In its treatment of paedolphilia, Happiness raises other disturbing issues, chiefly the casting of children and the huge responsibilities which that entails. "I take your point," Solondz says. "That was the most daunting challenge of the whole production, to find the kids who would be right for these roles - and the parents who would come with them - the whole package. Because you can't go into something like this without the support of the parents.
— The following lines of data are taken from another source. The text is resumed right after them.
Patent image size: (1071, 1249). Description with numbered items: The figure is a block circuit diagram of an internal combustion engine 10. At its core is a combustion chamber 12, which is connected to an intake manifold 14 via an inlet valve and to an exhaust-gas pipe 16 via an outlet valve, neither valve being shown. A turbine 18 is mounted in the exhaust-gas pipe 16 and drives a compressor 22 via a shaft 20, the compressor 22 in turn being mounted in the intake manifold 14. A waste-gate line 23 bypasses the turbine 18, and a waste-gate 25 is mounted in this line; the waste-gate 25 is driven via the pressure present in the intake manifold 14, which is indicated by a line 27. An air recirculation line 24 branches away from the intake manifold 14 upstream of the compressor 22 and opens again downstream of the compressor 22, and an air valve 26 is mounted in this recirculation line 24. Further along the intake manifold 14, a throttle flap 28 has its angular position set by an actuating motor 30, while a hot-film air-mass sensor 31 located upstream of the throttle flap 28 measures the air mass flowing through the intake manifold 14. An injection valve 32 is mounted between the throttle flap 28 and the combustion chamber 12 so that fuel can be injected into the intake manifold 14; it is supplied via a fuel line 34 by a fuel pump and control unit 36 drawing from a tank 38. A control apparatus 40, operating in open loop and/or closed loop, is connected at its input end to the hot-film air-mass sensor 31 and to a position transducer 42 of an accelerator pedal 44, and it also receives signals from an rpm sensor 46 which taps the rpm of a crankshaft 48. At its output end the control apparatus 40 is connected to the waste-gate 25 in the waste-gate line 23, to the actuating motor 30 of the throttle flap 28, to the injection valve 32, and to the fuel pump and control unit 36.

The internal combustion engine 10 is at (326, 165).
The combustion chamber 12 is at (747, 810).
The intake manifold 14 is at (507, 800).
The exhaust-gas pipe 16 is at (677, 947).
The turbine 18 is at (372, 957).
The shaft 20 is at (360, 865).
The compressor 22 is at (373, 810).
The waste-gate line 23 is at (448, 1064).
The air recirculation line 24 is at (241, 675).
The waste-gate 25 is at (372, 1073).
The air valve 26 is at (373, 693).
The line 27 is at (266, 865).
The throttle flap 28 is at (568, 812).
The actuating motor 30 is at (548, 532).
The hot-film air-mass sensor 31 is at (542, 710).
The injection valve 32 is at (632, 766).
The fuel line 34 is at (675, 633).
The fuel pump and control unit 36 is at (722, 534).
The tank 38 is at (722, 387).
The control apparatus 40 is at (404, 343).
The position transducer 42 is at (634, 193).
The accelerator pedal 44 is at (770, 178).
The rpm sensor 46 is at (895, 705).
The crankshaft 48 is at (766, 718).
"The parents were always there every day with their kids. The kids did read the whole script and they discussed it with their parents. I never felt it incumbent upon me, or appropriate for me to explain any of the issues to them. "I still don't know what the boy who played Rufus, the psychiatrist's son, understood or what he didn't understand. But I didn't want to tamper with any of that because part of the whole point is that his character is in the process of trying to figure out and understand what's going on.
"My job, as I saw it, was to make him feel comfortable, to feel a sense of trust. I know that many people will say how can parents allow their child to do something like this. "All I can say is that I'm very admiring and supportive of these particular parents and the way they dealt with their child. I'm much more offended by parents who encourage or foist their children on television commercials selling detergent or whatever. "I think that cheapens the meaning of childhood. I think that's the obscenity. It removes the child's dignity."
Todd Solondz believes that there is a more acutely felt sense of alienation in America than in anywhere else in the world. And that for all the American declarations of family and family values, that there's a real lack of a sense of family in the US.
"In America they talk about family being important, but I think that's because they're so despairing of the nature of family in America. I don't know anyone who can say they come from a close family. "You get so many families where a sister lives in Los Angeles, say, while her brother's in Boston, and their parents, if they are not divorced, are in Arizona. And yet they call themselves a close family. You have to question the nature of that closeness.
"The wonderful thing that comes from this is the freedom from constraint and tradition whereby you can reinvent or recreate yourself. "Yet at the same time there's a kind of fallout where you are more vulnerable to feeling disconnected and isolated. Because we don't have that foundation of family which get in other parts of the world."
Even if he had the budget, which he didn't, Solondz says that he would not have cast movie stars in Happiness because he wanted all the characters to seem like regular people, the kind you see or meet in the supermarket, and he chose generally unfamiliar actors drawn from theatre and the US independent sector.
He cites Dylan Baker, an award-winning stage actor who has worked mostly in supporting roles in film and television, whom he cast in the demanding role of Bill Maplewood, mild-mannered family man, psychiatrist - and child molester.
"Dylan was brave to take this on," Solondz says. "He made Bill so real. He brings true genius to a character who's very disturbing and unsympathetic, and yet he manages to make him somehow sympathetic. "And that was the tough nut to crack - for all his vileness, there was a soul there that, as distasteful as it might be, one felt something for.
"Because I knew I was dealing with extreme forms of behaviour I didn't want it to emphasise the way I would cast or design the movie. The whole modus operandi was about restraint. "Given that the script was so far out there, I wanted to pull back. You go into this house, the Maplewood home, and you feel it's comfortable. It's not tacky, it's not kitsch, it's not a joke. It's very regular."